Random Forest is a learning algorithm that is suitable for both Regression as well as Classification. Like a forest is comprised of trees, random forest contains various decision trees on a randomly selected data samples. It then retrieves predictions from each tree and obtains the best prediction by voting.
What is Random Forest Classification? In layman's terms, when we make decisions, we try to search some information regarding the decision. Let's say for buying a television, we search the internet, ask our friends regarding the latest models or visit stores and seek their advice regarding the topic. Now we try to finalize all their advices and make a list of all the recommended televisions. This is the first part of Random Forest Algorithm. Later, we create a voting mechanism in which we ask all the above advisors to vote the recommended television from the list we created earlier. This is the second part of Random Forest Algorithm.
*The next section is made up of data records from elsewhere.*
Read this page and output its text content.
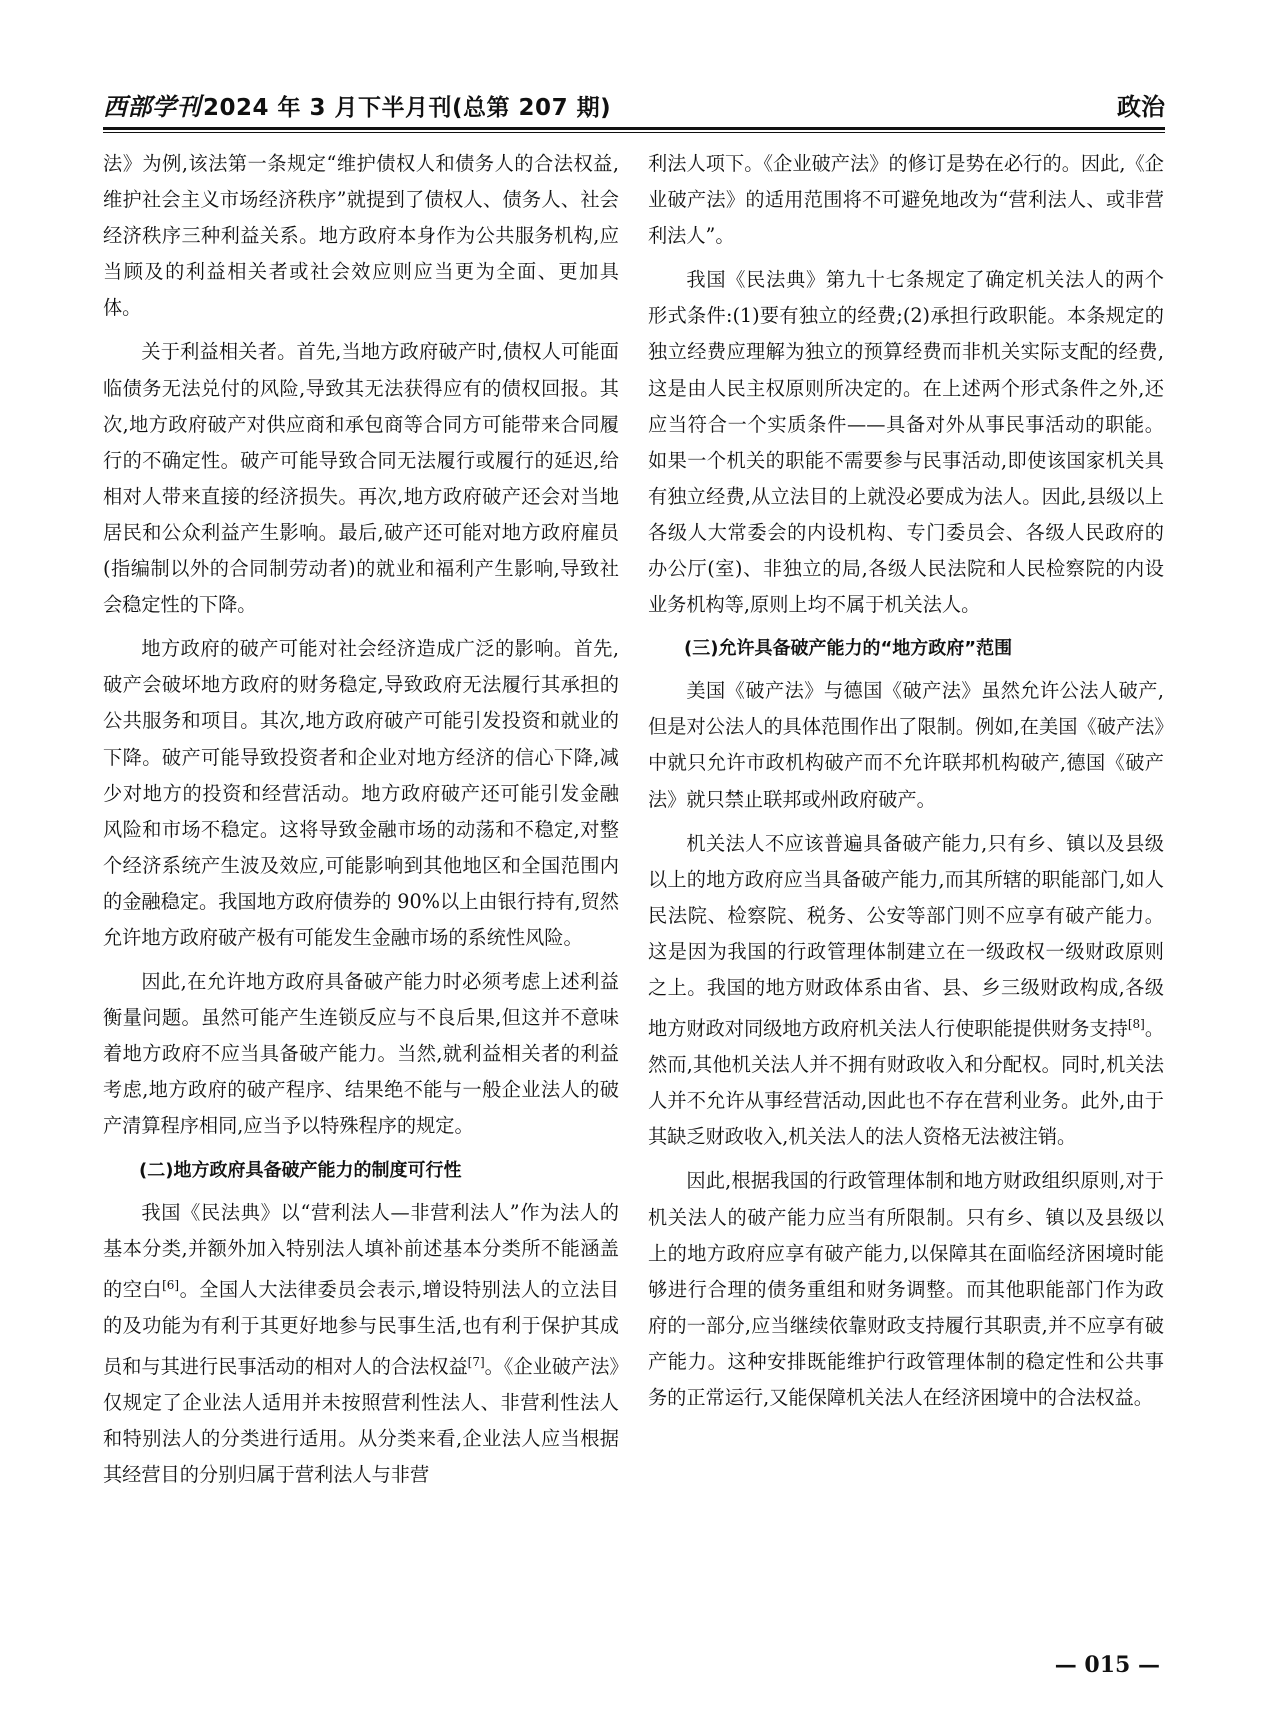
西部学刊2024 年 3 月下半月刊(总第 207 期)	政治

法》为例,该法第一条规定“维护债权人和债务人的合法权益,维护社会主义市场经济秩序”就提到了债权人、债务人、社会经济秩序三种利益关系。地方政府本身作为公共服务机构,应当顾及的利益相关者或社会效应则应当更为全面、更加具体。

关于利益相关者。首先,当地方政府破产时,债权人可能面临债务无法兑付的风险,导致其无法获得应有的债权回报。其次,地方政府破产对供应商和承包商等合同方可能带来合同履行的不确定性。破产可能导致合同无法履行或履行的延迟,给相对人带来直接的经济损失。再次,地方政府破产还会对当地居民和公众利益产生影响。最后,破产还可能对地方政府雇员(指编制以外的合同制劳动者)的就业和福利产生影响,导致社会稳定性的下降。

地方政府的破产可能对社会经济造成广泛的影响。首先,破产会破坏地方政府的财务稳定,导致政府无法履行其承担的公共服务和项目。其次,地方政府破产可能引发投资和就业的下降。破产可能导致投资者和企业对地方经济的信心下降,减少对地方的投资和经营活动。地方政府破产还可能引发金融风险和市场不稳定。这将导致金融市场的动荡和不稳定,对整个经济系统产生波及效应,可能影响到其他地区和全国范围内的金融稳定。我国地方政府债券的 90%以上由银行持有,贸然允许地方政府破产极有可能发生金融市场的系统性风险。

因此,在允许地方政府具备破产能力时必须考虑上述利益衡量问题。虽然可能产生连锁反应与不良后果,但这并不意味着地方政府不应当具备破产能力。当然,就利益相关者的利益考虑,地方政府的破产程序、结果绝不能与一般企业法人的破产清算程序相同,应当予以特殊程序的规定。

(二)地方政府具备破产能力的制度可行性

我国《民法典》以“营利法人—非营利法人”作为法人的基本分类,并额外加入特别法人填补前述基本分类所不能涵盖的空白[6]。全国人大法律委员会表示,增设特别法人的立法目的及功能为有利于其更好地参与民事生活,也有利于保护其成员和与其进行民事活动的相对人的合法权益[7]。《企业破产法》仅规定了企业法人适用并未按照营利性法人、非营利性法人和特别法人的分类进行适用。从分类来看,企业法人应当根据其经营目的分别归属于营利法人与非营

利法人项下。《企业破产法》的修订是势在必行的。因此,《企业破产法》的适用范围将不可避免地改为“营利法人、或非营利法人”。

我国《民法典》第九十七条规定了确定机关法人的两个形式条件:(1)要有独立的经费;(2)承担行政职能。本条规定的独立经费应理解为独立的预算经费而非机关实际支配的经费,这是由人民主权原则所决定的。在上述两个形式条件之外,还应当符合一个实质条件——具备对外从事民事活动的职能。如果一个机关的职能不需要参与民事活动,即使该国家机关具有独立经费,从立法目的上就没必要成为法人。因此,县级以上各级人大常委会的内设机构、专门委员会、各级人民政府的办公厅(室)、非独立的局,各级人民法院和人民检察院的内设业务机构等,原则上均不属于机关法人。

(三)允许具备破产能力的“地方政府”范围

美国《破产法》与德国《破产法》虽然允许公法人破产,但是对公法人的具体范围作出了限制。例如,在美国《破产法》中就只允许市政机构破产而不允许联邦机构破产,德国《破产法》就只禁止联邦或州政府破产。

机关法人不应该普遍具备破产能力,只有乡、镇以及县级以上的地方政府应当具备破产能力,而其所辖的职能部门,如人民法院、检察院、税务、公安等部门则不应享有破产能力。这是因为我国的行政管理体制建立在一级政权一级财政原则之上。我国的地方财政体系由省、县、乡三级财政构成,各级地方财政对同级地方政府机关法人行使职能提供财务支持[8]。然而,其他机关法人并不拥有财政收入和分配权。同时,机关法人并不允许从事经营活动,因此也不存在营利业务。此外,由于其缺乏财政收入,机关法人的法人资格无法被注销。

因此,根据我国的行政管理体制和地方财政组织原则,对于机关法人的破产能力应当有所限制。只有乡、镇以及县级以上的地方政府应享有破产能力,以保障其在面临经济困境时能够进行合理的债务重组和财务调整。而其他职能部门作为政府的一部分,应当继续依靠财政支持履行其职责,并不应享有破产能力。这种安排既能维护行政管理体制的稳定性和公共事务的正常运行,又能保障机关法人在经济困境中的合法权益。

— 015 —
This is called ensembling.
How does it work? Random Forest Classification works with the help of following steps:
- Select Random samples from the dataset
- Construct a decision tree for each sample and get prediction result from each tree
- Perform vote for the predictions
- Select the most voted prediction as the final result
Example: In the given Dataset, the CSV contains certain columns as features which are UserID,Gender, Age, Estimated Salary and the outcome is categorical column, Purchased. The dataset is split into Train and Test sets in the ratio of 0.75:0.25 using the CrossValidation module and normalized accordingly using ScikitLearn StandardScalar module. A Random Forest Classifier is then generated with N = 10 trees and using entropy as the quality measure of the splits. The classifier is then fit to the Training dataset and predictions are then made on the Test dataset.